So, how do you know your mobile specs?

Monkey Archive Forums/Digital Discussion/So, how do you know your mobile specs?

GfK(Posted 2013) [#1]
Still plodding away on PC and Mac, which is fairly straightforward as far as specification is concerned. Easy to find out how much graphics memory you have, easy to find out your CPU speed, and all the rest of it.

But how do you find out the specifications for, say, an iPhone 4? Or a Galaxy S2? Or even a lower-end Android phone/tablet? I figure this kind of info is vital when developing for mobile as standards will vary a lot and you might not want customers with crap Android devices to try your game and give it a bad rating just because their hardware isn't good enough.


therevills(Posted 2013) [#2]
I normally look on GSMArena, they give you heaps of info and you can even compare devices:

http://www.gsmarena.com/lg_optimus_one_p500-3516.php


GfK(Posted 2013) [#3]
I should probably expand the question a little, to highlight what I'm really getting at.

Suppose you've got a game that runs great on a Galaxy S3, but not at all on an el-cheapo "Android" phone from the bargain shelf in Lidl. This question is aimed at the iOS market as well as Android, but are there ways to restrict installation to hardware with a minimum specification? Otherwise you'll get all the folks with ancient 1st gen Android Crapola phones posting one-star "meh, it doesn't work and my phone is brand new, only 6 years old!" reviews.


Amon(Posted 2013) [#4]
With what I've noticed of the playstore lately it will notify you if the handset you have is compatible or not with what you are trying to download.

Basically when you're setting up your device and link your google account to it, when attempting to download something on the playstore it will let you know if it is compatible or not.


GfK(Posted 2013) [#5]
But how does Playstore know what the game requirements are?


Amon(Posted 2013) [#6]
It pulls the information about your app from your device; what access/permissions have been granted etc!

Other than that it's about all I know about the low level inner workings of googleplay.


GfK(Posted 2013) [#7]
access/permissions? Explain?


Amon(Posted 2013) [#8]
For instance you could end up with bad reviews for allowing your match 3 game to access parts of the handset that it should have no reason to access.

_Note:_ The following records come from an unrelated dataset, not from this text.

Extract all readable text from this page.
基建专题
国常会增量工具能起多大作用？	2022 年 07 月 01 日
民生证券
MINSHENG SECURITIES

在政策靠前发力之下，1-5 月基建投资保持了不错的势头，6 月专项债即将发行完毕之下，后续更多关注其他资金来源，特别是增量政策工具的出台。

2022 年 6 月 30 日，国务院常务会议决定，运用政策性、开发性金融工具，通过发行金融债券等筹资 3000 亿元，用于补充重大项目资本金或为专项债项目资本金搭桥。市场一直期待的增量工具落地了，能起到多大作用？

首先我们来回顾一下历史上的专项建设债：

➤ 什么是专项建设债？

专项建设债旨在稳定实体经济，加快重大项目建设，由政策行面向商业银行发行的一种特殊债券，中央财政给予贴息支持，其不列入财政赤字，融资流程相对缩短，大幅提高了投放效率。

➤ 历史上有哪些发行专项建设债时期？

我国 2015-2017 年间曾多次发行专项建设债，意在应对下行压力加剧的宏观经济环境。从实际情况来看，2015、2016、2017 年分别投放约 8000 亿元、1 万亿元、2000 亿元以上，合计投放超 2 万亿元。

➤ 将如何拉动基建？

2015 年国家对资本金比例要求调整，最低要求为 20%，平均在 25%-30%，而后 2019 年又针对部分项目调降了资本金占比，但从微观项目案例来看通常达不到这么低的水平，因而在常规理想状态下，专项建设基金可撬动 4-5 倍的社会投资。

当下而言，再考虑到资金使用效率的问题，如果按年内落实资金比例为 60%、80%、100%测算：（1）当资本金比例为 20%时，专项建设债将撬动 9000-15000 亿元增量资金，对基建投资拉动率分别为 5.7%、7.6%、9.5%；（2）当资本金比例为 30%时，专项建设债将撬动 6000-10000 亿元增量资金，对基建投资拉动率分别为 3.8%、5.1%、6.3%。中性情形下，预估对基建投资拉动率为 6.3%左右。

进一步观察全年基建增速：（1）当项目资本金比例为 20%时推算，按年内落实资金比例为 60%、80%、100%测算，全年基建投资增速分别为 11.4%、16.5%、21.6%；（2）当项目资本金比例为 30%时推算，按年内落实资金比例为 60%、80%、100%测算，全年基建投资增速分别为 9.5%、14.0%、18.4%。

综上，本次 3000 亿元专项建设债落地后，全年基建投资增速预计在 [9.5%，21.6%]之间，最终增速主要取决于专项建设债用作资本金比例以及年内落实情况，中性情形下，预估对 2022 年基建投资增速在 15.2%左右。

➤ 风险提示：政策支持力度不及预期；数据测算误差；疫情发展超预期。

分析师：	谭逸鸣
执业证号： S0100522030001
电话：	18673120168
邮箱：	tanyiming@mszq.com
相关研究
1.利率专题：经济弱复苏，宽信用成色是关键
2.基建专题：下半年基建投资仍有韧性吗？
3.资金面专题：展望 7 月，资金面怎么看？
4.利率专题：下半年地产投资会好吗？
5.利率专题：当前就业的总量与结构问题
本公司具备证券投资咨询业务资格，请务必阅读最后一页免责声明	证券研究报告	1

An example would be allowing your game to access contacts lists, recent calls etc when it doesn't need to.

So many times I've seen a great game on android get absolutely crappy reviews because the developer has allowed the app to access areas of the phone that it doesn't and should not need to.


therevills(Posted 2013) [#9]
Amon is talking about the AndroidManifest.xml.

With the xml you specify access and permissions which your app needs.

http://developer.android.com/guide/topics/manifest/manifest-intro.html

In there you can tell Google Play that your game will only run on large screens, SDK version 13 etc.


GfK(Posted 2013) [#10]
Bloody hell... aside from writing a game, that looks like a chore in itself.


JIM(Posted 2013) [#11]
If you're interested in scaling the game on as wide a range of devices as possible, you're gonna have a bit of work to do.

The way we have it setup at work is:

Build a list (XLS) of presets for GPU ( usually 6 presets ), CPU (single-core, dual and quad) and MEM (256, 512, 1024+).

Then, because devices have the bad habit of not reporting everything, build a huge list that matches GPU names and sometimes device names to the presets.

If you can't find the GPU name, fall back on CPU to actually give a hint of the overall performance and maybe use the amount of RAM as well.

Note 1: If you are fillrate (or pixel shader) bound, then consider the performance-per-pixel of the GPU. Example: iPad2 is better than iPad 3 at this.

Note 2: Mali 400 MP is the devil itself. There are TONS of diferent implementation of this GPU alone: MP2, MP3 and MP4 refer to GPU cores, there's also different frequencies (250 up to 450 MHz) and there's no way to know unless you consult GSM arena or some wiki, and finally there's different mainboard architectures that permit higher fillrate and so on. So you can have a really Crappy Mali-400 (low-end Androids are super-fond of this one), and mid-high end ones (Galaxy S2).

On iOS you cannot restrict your app per-device. Best you can do is per-OS version. That way you can eliminate 3G by restricting to iOS5+. You can also restrict by features: Compass (iPhone/iPod 4+), Camera (gets rid of iPod 4 in case you need more than 256MB RAM), etc.

On Android you should have a lot more options of restriction, but at some point its not even worth bothering.
The downside is that some people may rate the app negative due to performance issues on low ends.

Another thing that's pretty uncool when it comes to scaling: resources. If you want to have nice graphics on iPad3/4 and Nexus 10, you're going to need very high-res resources in most cases. Those resources would slow down low end devices completely. This is why you should have different resources for different resolutions (although it will increase the app size).